In contrast to the ability of the shield to filter UV light, the shields without modification was shown to be less effective in preventing transmittance of visible light (400–700 nm), which is composed of seven colours (violet, purple, blue, green, yellow, orange and red).6,11 Given that red is a colour complementary to green, this colour is theoretically highly effective in filtering green light but less effective in filtering red light. Noteworthy, our group have reported a superior filtering ability of red plastic shields over orange plastic shields, which are commonly used in dental practice.19 Importantly, the modifications of the shields using window films were shown to significantly reduce percentage transmittance of light in this visible range by at least 55%, thereby adding further protection against visible light-related eye injuries.

In contrast to UV light and visible light, the relationship between infrared light (700–990 nm) and ocular injuries is often overlooked. For example, a recent investigation evaluated protective filters against radiation specifically within the wavelength range of 400–525 nm,23 which belongs to the visible light spectrum. Nevertheless, biohazards of this infrared light has also been occasionally reported. One study demonstrated that proteins in the eye lens is notably sensitive to infrared radiation, suggesting the relationship between this light and development of cataract.9 Moreover, infrared light can also induce photomechanical, photothermal and photochemical damages to the retina,10 thereby posing a risk to visual impairment. In this present study, we considered a wider range of light, also including the infrared spectrum in the investigation. In contrast to the unmodified red plastic protective shields, which allowed up to 91% of infrared light to transmit through them, the modifications with window films were able to significantly reduce the transmittance of infrared light by 77–98% when compared to the unmodified shields.

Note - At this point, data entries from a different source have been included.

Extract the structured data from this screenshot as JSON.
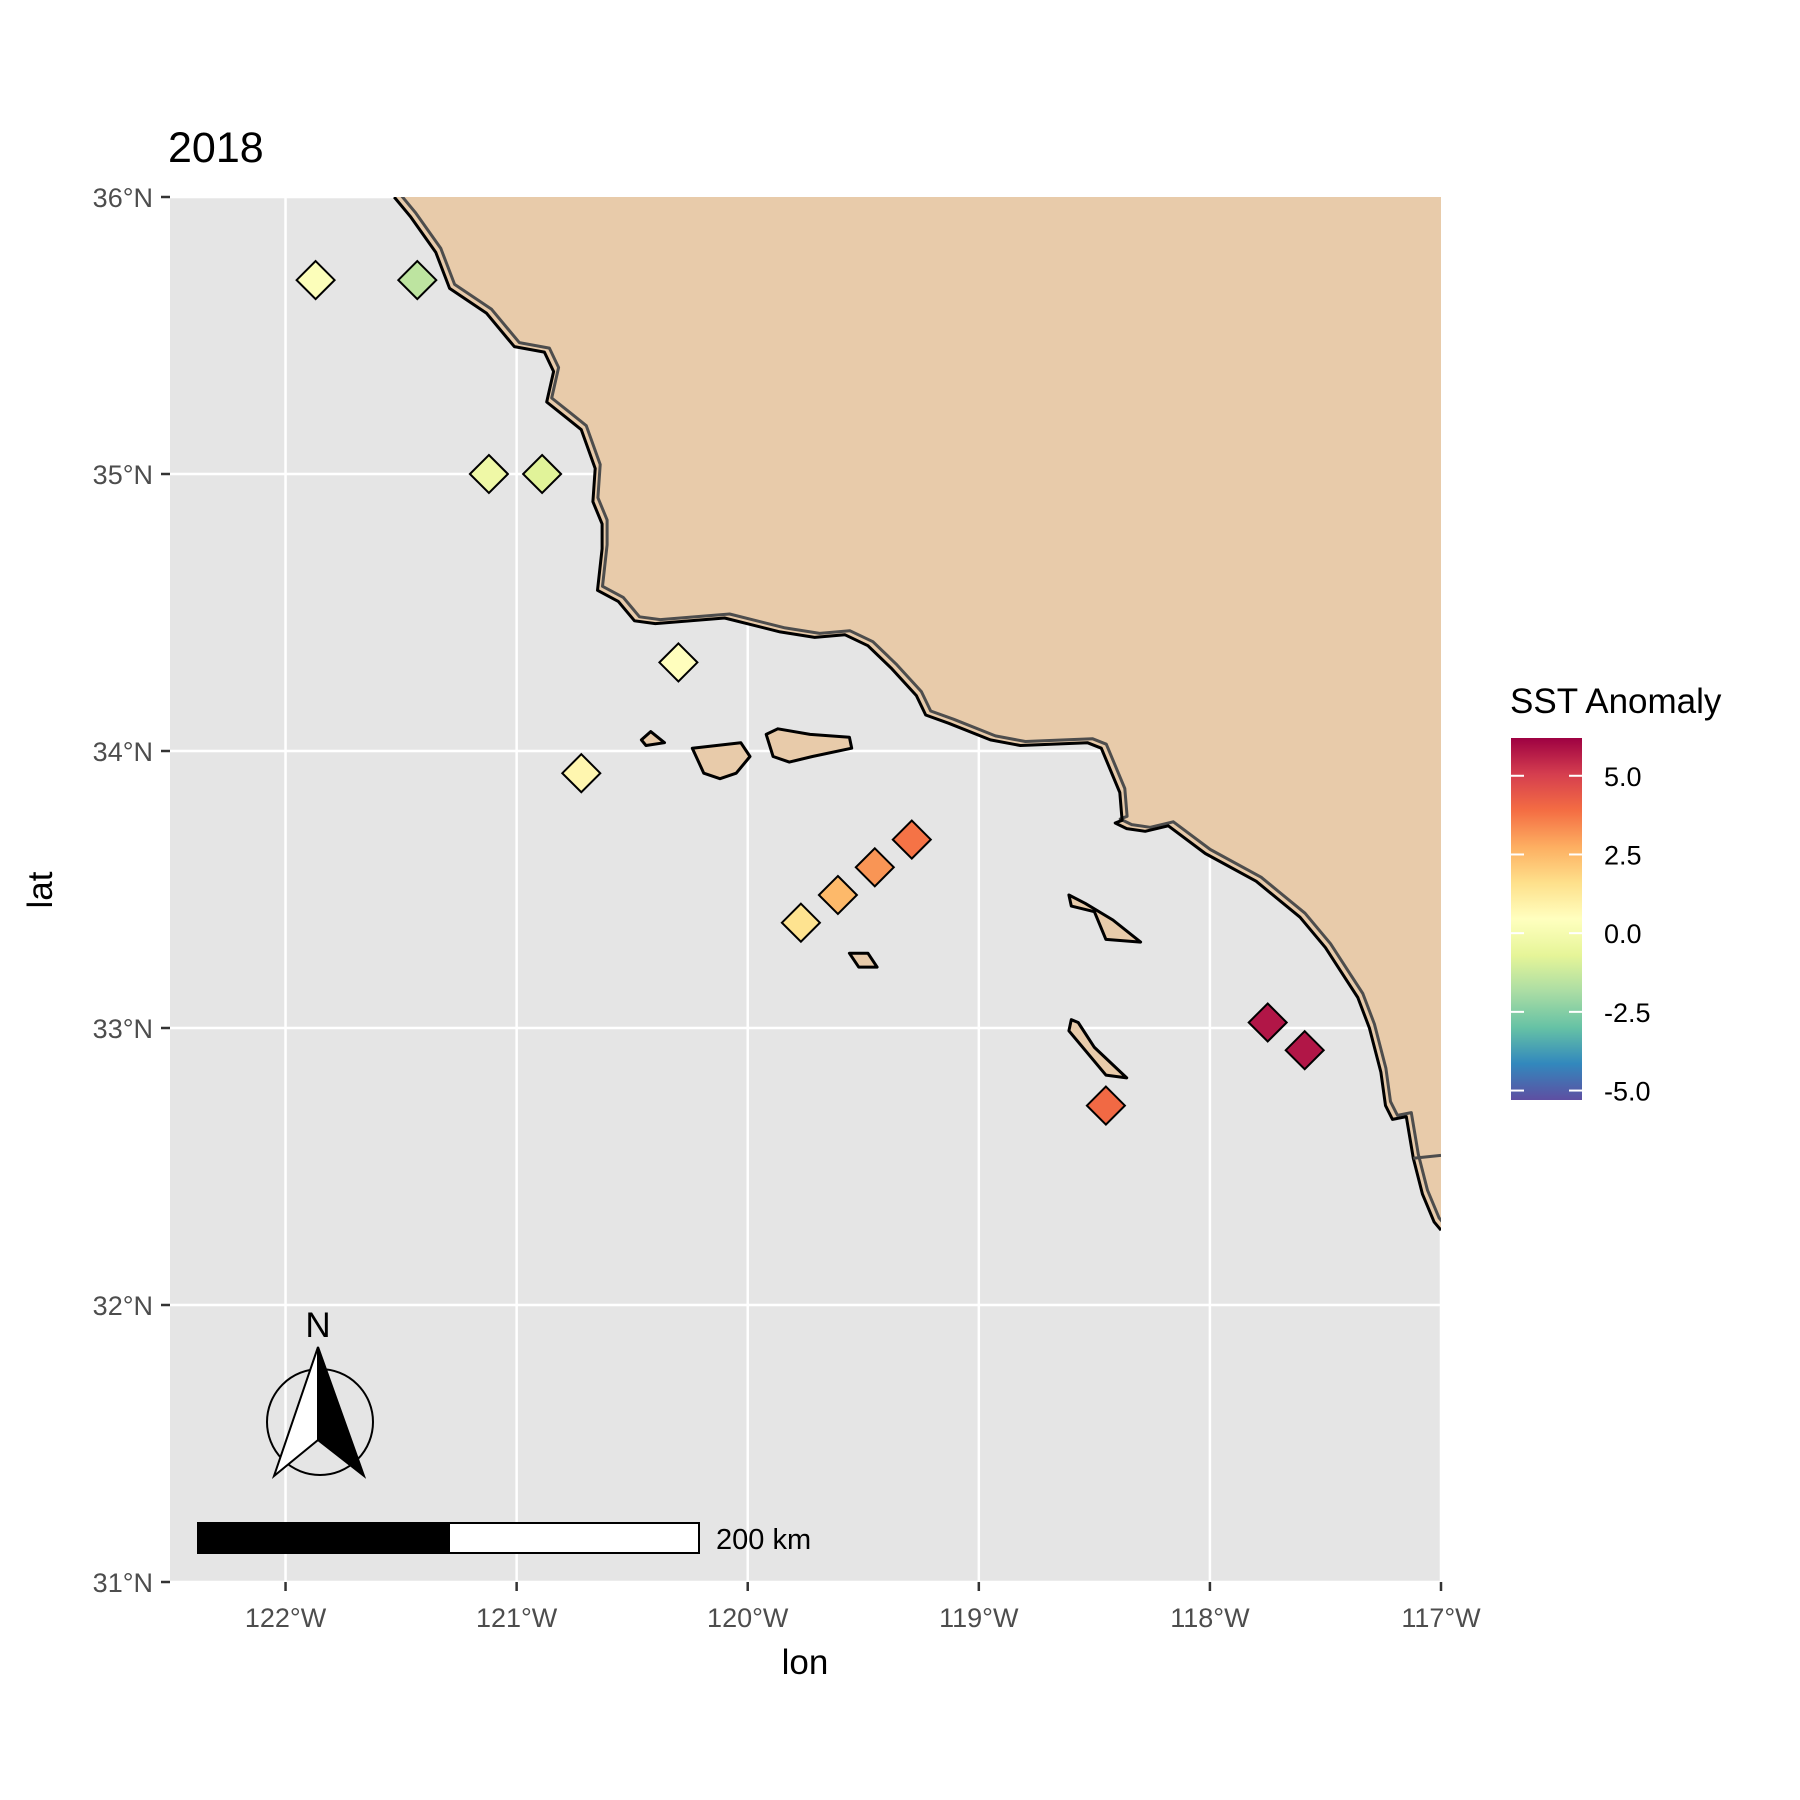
{
  "chart_data": {
    "type": "scatter",
    "title": "2018",
    "xlabel": "lon",
    "ylabel": "lat",
    "xlim": [
      -122.5,
      -117.0
    ],
    "ylim": [
      31.0,
      36.0
    ],
    "x_ticks": [
      -122,
      -121,
      -120,
      -119,
      -118,
      -117
    ],
    "x_tick_labels": [
      "122°W",
      "121°W",
      "120°W",
      "119°W",
      "118°W",
      "117°W"
    ],
    "y_ticks": [
      31,
      32,
      33,
      34,
      35,
      36
    ],
    "y_tick_labels": [
      "31°N",
      "32°N",
      "33°N",
      "34°N",
      "35°N",
      "36°N"
    ],
    "grid": true,
    "marker": "diamond",
    "points": [
      {
        "lon": -121.87,
        "lat": 35.7,
        "value": 0.3
      },
      {
        "lon": -121.43,
        "lat": 35.7,
        "value": -1.5
      },
      {
        "lon": -121.12,
        "lat": 35.0,
        "value": -0.3
      },
      {
        "lon": -120.89,
        "lat": 35.0,
        "value": -0.8
      },
      {
        "lon": -120.3,
        "lat": 34.32,
        "value": 0.5
      },
      {
        "lon": -120.72,
        "lat": 33.92,
        "value": 0.8
      },
      {
        "lon": -119.77,
        "lat": 33.38,
        "value": 1.5
      },
      {
        "lon": -119.61,
        "lat": 33.48,
        "value": 2.5
      },
      {
        "lon": -119.45,
        "lat": 33.58,
        "value": 3.2
      },
      {
        "lon": -119.29,
        "lat": 33.68,
        "value": 3.8
      },
      {
        "lon": -118.45,
        "lat": 32.72,
        "value": 4.0
      },
      {
        "lon": -117.75,
        "lat": 33.02,
        "value": 5.8
      },
      {
        "lon": -117.59,
        "lat": 32.92,
        "value": 5.8
      }
    ],
    "legend": {
      "title": "SST Anomaly",
      "position": "right",
      "range": [
        -5.3,
        6.2
      ],
      "breaks": [
        5.0,
        2.5,
        0.0,
        -2.5,
        -5.0
      ],
      "labels": [
        "5.0",
        "2.5",
        "0.0",
        "-2.5",
        "-5.0"
      ],
      "palette": [
        "#5e4fa2",
        "#3288bd",
        "#66c2a5",
        "#abdda4",
        "#e6f598",
        "#ffffbf",
        "#fee08b",
        "#fdae61",
        "#f46d43",
        "#d53e4f",
        "#9e0142"
      ]
    },
    "coastline": [
      [
        -121.53,
        36.0
      ],
      [
        -121.46,
        35.93
      ],
      [
        -121.35,
        35.8
      ],
      [
        -121.29,
        35.67
      ],
      [
        -121.13,
        35.58
      ],
      [
        -121.01,
        35.46
      ],
      [
        -120.88,
        35.44
      ],
      [
        -120.84,
        35.37
      ],
      [
        -120.87,
        35.26
      ],
      [
        -120.78,
        35.2
      ],
      [
        -120.72,
        35.16
      ],
      [
        -120.66,
        35.02
      ],
      [
        -120.67,
        34.9
      ],
      [
        -120.63,
        34.82
      ],
      [
        -120.63,
        34.73
      ],
      [
        -120.65,
        34.58
      ],
      [
        -120.56,
        34.54
      ],
      [
        -120.49,
        34.47
      ],
      [
        -120.4,
        34.46
      ],
      [
        -120.1,
        34.48
      ],
      [
        -119.86,
        34.43
      ],
      [
        -119.71,
        34.41
      ],
      [
        -119.58,
        34.42
      ],
      [
        -119.48,
        34.38
      ],
      [
        -119.38,
        34.3
      ],
      [
        -119.27,
        34.2
      ],
      [
        -119.23,
        34.13
      ],
      [
        -119.13,
        34.1
      ],
      [
        -118.95,
        34.04
      ],
      [
        -118.82,
        34.02
      ],
      [
        -118.53,
        34.03
      ],
      [
        -118.47,
        34.01
      ],
      [
        -118.39,
        33.85
      ],
      [
        -118.38,
        33.75
      ],
      [
        -118.41,
        33.74
      ],
      [
        -118.36,
        33.72
      ],
      [
        -118.28,
        33.71
      ],
      [
        -118.18,
        33.73
      ],
      [
        -118.02,
        33.63
      ],
      [
        -117.8,
        33.53
      ],
      [
        -117.61,
        33.4
      ],
      [
        -117.5,
        33.29
      ],
      [
        -117.43,
        33.2
      ],
      [
        -117.36,
        33.11
      ],
      [
        -117.31,
        33.0
      ],
      [
        -117.26,
        32.84
      ],
      [
        -117.24,
        32.72
      ],
      [
        -117.21,
        32.67
      ],
      [
        -117.15,
        32.68
      ],
      [
        -117.12,
        32.53
      ],
      [
        -117.08,
        32.4
      ],
      [
        -117.03,
        32.3
      ],
      [
        -117.0,
        32.27
      ]
    ],
    "border": [
      [
        -117.12,
        32.53
      ],
      [
        -117.0,
        32.54
      ]
    ],
    "islands": [
      [
        [
          -120.46,
          34.04
        ],
        [
          -120.42,
          34.07
        ],
        [
          -120.36,
          34.03
        ],
        [
          -120.44,
          34.02
        ],
        [
          -120.46,
          34.04
        ]
      ],
      [
        [
          -120.24,
          34.01
        ],
        [
          -120.03,
          34.03
        ],
        [
          -119.99,
          33.98
        ],
        [
          -120.05,
          33.92
        ],
        [
          -120.12,
          33.9
        ],
        [
          -120.19,
          33.92
        ],
        [
          -120.24,
          34.01
        ]
      ],
      [
        [
          -119.92,
          34.06
        ],
        [
          -119.87,
          34.08
        ],
        [
          -119.73,
          34.06
        ],
        [
          -119.56,
          34.05
        ],
        [
          -119.55,
          34.01
        ],
        [
          -119.72,
          33.98
        ],
        [
          -119.82,
          33.96
        ],
        [
          -119.89,
          33.98
        ],
        [
          -119.92,
          34.06
        ]
      ],
      [
        [
          -119.56,
          33.27
        ],
        [
          -119.48,
          33.27
        ],
        [
          -119.44,
          33.22
        ],
        [
          -119.52,
          33.22
        ],
        [
          -119.56,
          33.27
        ]
      ],
      [
        [
          -118.61,
          33.48
        ],
        [
          -118.54,
          33.45
        ],
        [
          -118.42,
          33.39
        ],
        [
          -118.3,
          33.31
        ],
        [
          -118.45,
          33.32
        ],
        [
          -118.5,
          33.42
        ],
        [
          -118.6,
          33.44
        ],
        [
          -118.61,
          33.48
        ]
      ],
      [
        [
          -118.6,
          33.03
        ],
        [
          -118.57,
          33.02
        ],
        [
          -118.5,
          32.93
        ],
        [
          -118.36,
          32.82
        ],
        [
          -118.45,
          32.83
        ],
        [
          -118.54,
          32.92
        ],
        [
          -118.61,
          32.99
        ],
        [
          -118.6,
          33.03
        ]
      ]
    ],
    "scale_bar": {
      "label": "200 km"
    },
    "north_arrow": {
      "label": "N"
    }
  },
  "colors": {
    "panel_background": "#e5e5e5",
    "grid": "#ffffff",
    "land": "#e8cbaa",
    "coast_outline": "#000000",
    "coast_shadow": "#4d4d4d"
  }
}
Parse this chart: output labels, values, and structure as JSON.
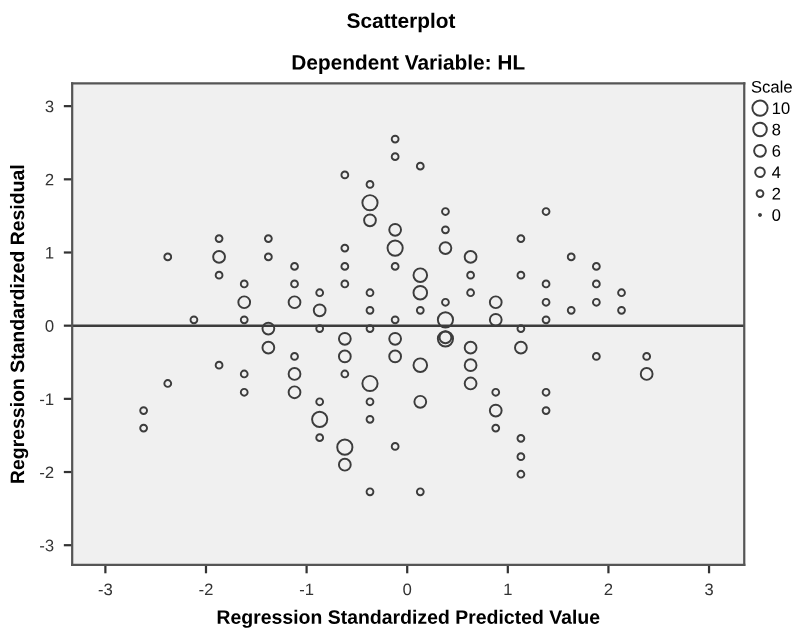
{
  "chart_data": {
    "type": "bubble",
    "title": "Scatterplot",
    "subtitle": "Dependent Variable: HL",
    "xlabel": "Regression Standardized Predicted Value",
    "ylabel": "Regression Standardized Residual",
    "legend_title": "Scale",
    "series": [
      {
        "color": "#3c3c3c",
        "x": [
          -2.38,
          -2.12,
          -1.87,
          -1.87,
          -1.87,
          -1.62,
          -1.62,
          -1.62,
          -1.38,
          -1.38,
          -1.38,
          -1.12,
          -1.12,
          -1.12,
          -0.87,
          -0.87,
          -0.87,
          -0.62,
          -0.62,
          -0.62,
          -0.62,
          -0.37,
          -0.37,
          -0.37,
          -0.37,
          -0.37,
          -0.37,
          -0.12,
          -0.12,
          -0.12,
          -0.12,
          -0.12,
          -0.12,
          0.13,
          0.13,
          0.13,
          0.13,
          0.38,
          0.38,
          0.38,
          0.38,
          0.38,
          0.38,
          0.63,
          0.63,
          0.63,
          0.88,
          0.88,
          1.13,
          1.13,
          1.13,
          1.38,
          1.38,
          1.38,
          1.38,
          1.63,
          1.63,
          1.88,
          1.88,
          1.88,
          2.13,
          2.13,
          -1.38,
          -0.62,
          -0.12,
          -1.12,
          -0.62,
          -0.12,
          0.13,
          -1.87,
          -2.38,
          -1.62,
          -1.62,
          -1.12,
          -1.12,
          -0.62,
          -0.37,
          -2.62,
          -2.62,
          -0.87,
          -0.87,
          -0.87,
          -0.62,
          -0.62,
          -0.37,
          -0.37,
          -0.37,
          -0.12,
          0.13,
          0.13,
          0.38,
          0.63,
          1.13,
          0.63,
          0.63,
          0.88,
          0.88,
          0.88,
          1.38,
          1.38,
          1.13,
          1.13,
          1.13,
          1.88,
          2.38,
          2.38
        ],
        "values": [
          0.94,
          0.08,
          1.19,
          0.94,
          0.69,
          0.57,
          0.32,
          0.08,
          1.19,
          0.94,
          -0.04,
          0.81,
          0.57,
          0.32,
          0.45,
          0.21,
          -0.04,
          2.06,
          1.06,
          0.81,
          0.57,
          1.93,
          1.68,
          1.44,
          0.45,
          0.21,
          -0.04,
          2.55,
          2.31,
          1.31,
          1.06,
          0.81,
          0.08,
          2.18,
          0.69,
          0.45,
          0.21,
          1.56,
          1.31,
          1.06,
          0.32,
          0.08,
          -0.16,
          0.94,
          0.69,
          0.45,
          0.32,
          0.08,
          1.19,
          0.69,
          -0.04,
          1.56,
          0.57,
          0.32,
          0.08,
          0.94,
          0.21,
          0.81,
          0.57,
          0.32,
          0.45,
          0.21,
          -0.3,
          -0.18,
          -0.18,
          -0.42,
          -0.42,
          -0.42,
          -0.54,
          -0.54,
          -0.79,
          -0.66,
          -0.91,
          -0.66,
          -0.91,
          -0.66,
          -0.79,
          -1.16,
          -1.4,
          -1.04,
          -1.28,
          -1.53,
          -1.66,
          -1.9,
          -1.04,
          -1.28,
          -2.27,
          -1.65,
          -1.04,
          -2.27,
          -0.18,
          -0.3,
          -0.3,
          -0.54,
          -0.79,
          -0.91,
          -1.16,
          -1.4,
          -0.91,
          -1.16,
          -1.54,
          -1.79,
          -2.03,
          -0.42,
          -0.42,
          -0.66
        ],
        "sizes": [
          2,
          2,
          2,
          6,
          2,
          2,
          6,
          2,
          2,
          2,
          6,
          2,
          2,
          6,
          2,
          6,
          2,
          2,
          2,
          2,
          2,
          2,
          10,
          6,
          2,
          2,
          2,
          2,
          2,
          6,
          10,
          2,
          2,
          2,
          8,
          8,
          2,
          2,
          2,
          6,
          2,
          10,
          6,
          6,
          2,
          2,
          6,
          6,
          2,
          2,
          2,
          2,
          2,
          2,
          2,
          2,
          2,
          2,
          2,
          2,
          2,
          2,
          6,
          6,
          6,
          2,
          6,
          6,
          8,
          2,
          2,
          2,
          2,
          6,
          6,
          2,
          10,
          2,
          2,
          2,
          10,
          2,
          10,
          6,
          2,
          2,
          2,
          2,
          6,
          2,
          10,
          6,
          6,
          6,
          6,
          2,
          6,
          2,
          2,
          2,
          2,
          2,
          2,
          2,
          2,
          6
        ]
      }
    ],
    "size_legend": [
      10,
      8,
      6,
      4,
      2,
      0
    ],
    "xlim": [
      -3.33,
      3.35
    ],
    "ylim": [
      -3.27,
      3.31
    ],
    "xticks": [
      -3,
      -2,
      -1,
      0,
      1,
      2,
      3
    ],
    "yticks": [
      -3,
      -2,
      -1,
      0,
      1,
      2,
      3
    ],
    "ref_lines": [
      {
        "axis": "y",
        "value": 0,
        "color": "#3c3c3c"
      }
    ],
    "grid": false,
    "marker": "circle"
  }
}
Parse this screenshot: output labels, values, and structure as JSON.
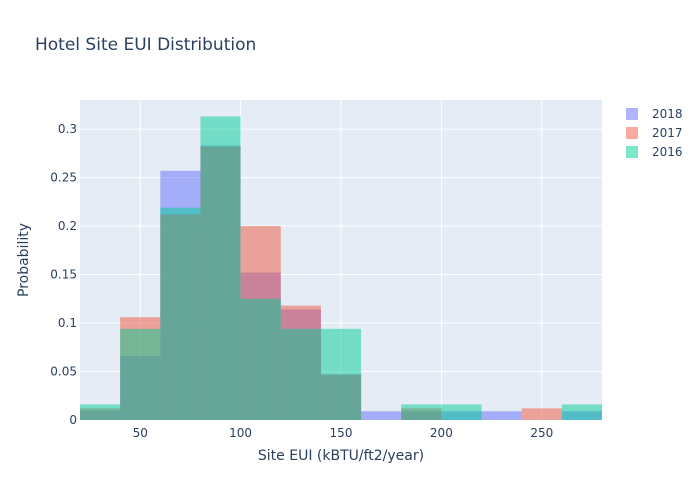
{
  "chart_data": {
    "type": "histogram",
    "title": "Hotel Site EUI Distribution",
    "xlabel": "Site EUI (kBTU/ft2/year)",
    "ylabel": "Probability",
    "xlim": [
      20,
      280
    ],
    "ylim": [
      0,
      0.33
    ],
    "bin_width": 20,
    "bin_starts": [
      20,
      40,
      60,
      80,
      100,
      120,
      140,
      160,
      180,
      200,
      220,
      240,
      260
    ],
    "x_ticks": [
      50,
      100,
      150,
      200,
      250
    ],
    "y_ticks": [
      0,
      0.05,
      0.1,
      0.15,
      0.2,
      0.25,
      0.3
    ],
    "y_tick_labels": [
      "0",
      "0.05",
      "0.1",
      "0.15",
      "0.2",
      "0.25",
      "0.3"
    ],
    "grid": true,
    "legend_position": "top-right",
    "series": [
      {
        "name": "2018",
        "color": "#636efa",
        "values": [
          0.01,
          0.066,
          0.257,
          0.283,
          0.152,
          0.114,
          0.047,
          0.009,
          0.009,
          0.009,
          0.009,
          0,
          0.009
        ]
      },
      {
        "name": "2017",
        "color": "#ef553b",
        "values": [
          0.012,
          0.106,
          0.212,
          0.282,
          0.2,
          0.118,
          0.047,
          0,
          0.012,
          0,
          0,
          0.012,
          0
        ]
      },
      {
        "name": "2016",
        "color": "#00cc96",
        "values": [
          0.016,
          0.094,
          0.219,
          0.313,
          0.125,
          0.094,
          0.094,
          0,
          0.016,
          0.016,
          0,
          0,
          0.016
        ]
      }
    ]
  }
}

Among all the three types of window films tested in this present study, the VK film was shown to be the most effective in light filtration. This VK film allowed some transmission of light within the harmless visible light spectrum, thereby providing adequate visibility for the dentist during an operation. Consistent with our previous investigation,19 up to 98% of infrared light was filtered when the VK film was applied on both sides of the shields. Furthermore, a combination of the VK film with another type of window films was shown to enhance light filtration effectiveness of the other window film compared to when it was used without the VK film, suggesting the complementary effect of the VK film to other film types. The infrared light filtrating capability of the VK film can be attributed to the silver particle in the metallic layer of the film, which has higher reflective properties than aluminium, nickel and copper, which are contained in the Scotchtinct film.24 It is not clear why the HP had less infrared light filtering capability than the VK film regardless of it also containing the silver particle in its metallic layer.

Conclusion

There have been pieces of evidence showing that some light curing units that are generally used nowadays may emit some light in an inappropriate wavelength range,11,12 which could be hazardous to the eyes. We have demonstrated that unmodified plastic shields may not be able to provide adequate filtering for this undesired light, particularly that which is in the infrared spectrum. We therefore would like to recommend the application of window films, particularly the VK film, to the conventional protective shields in order to increase the filtration efficiency of the shields. This will further provide extra protection for the dentistry personnel from any light-induced ocular damages while allowing them to have sufficient visualisation during the operation.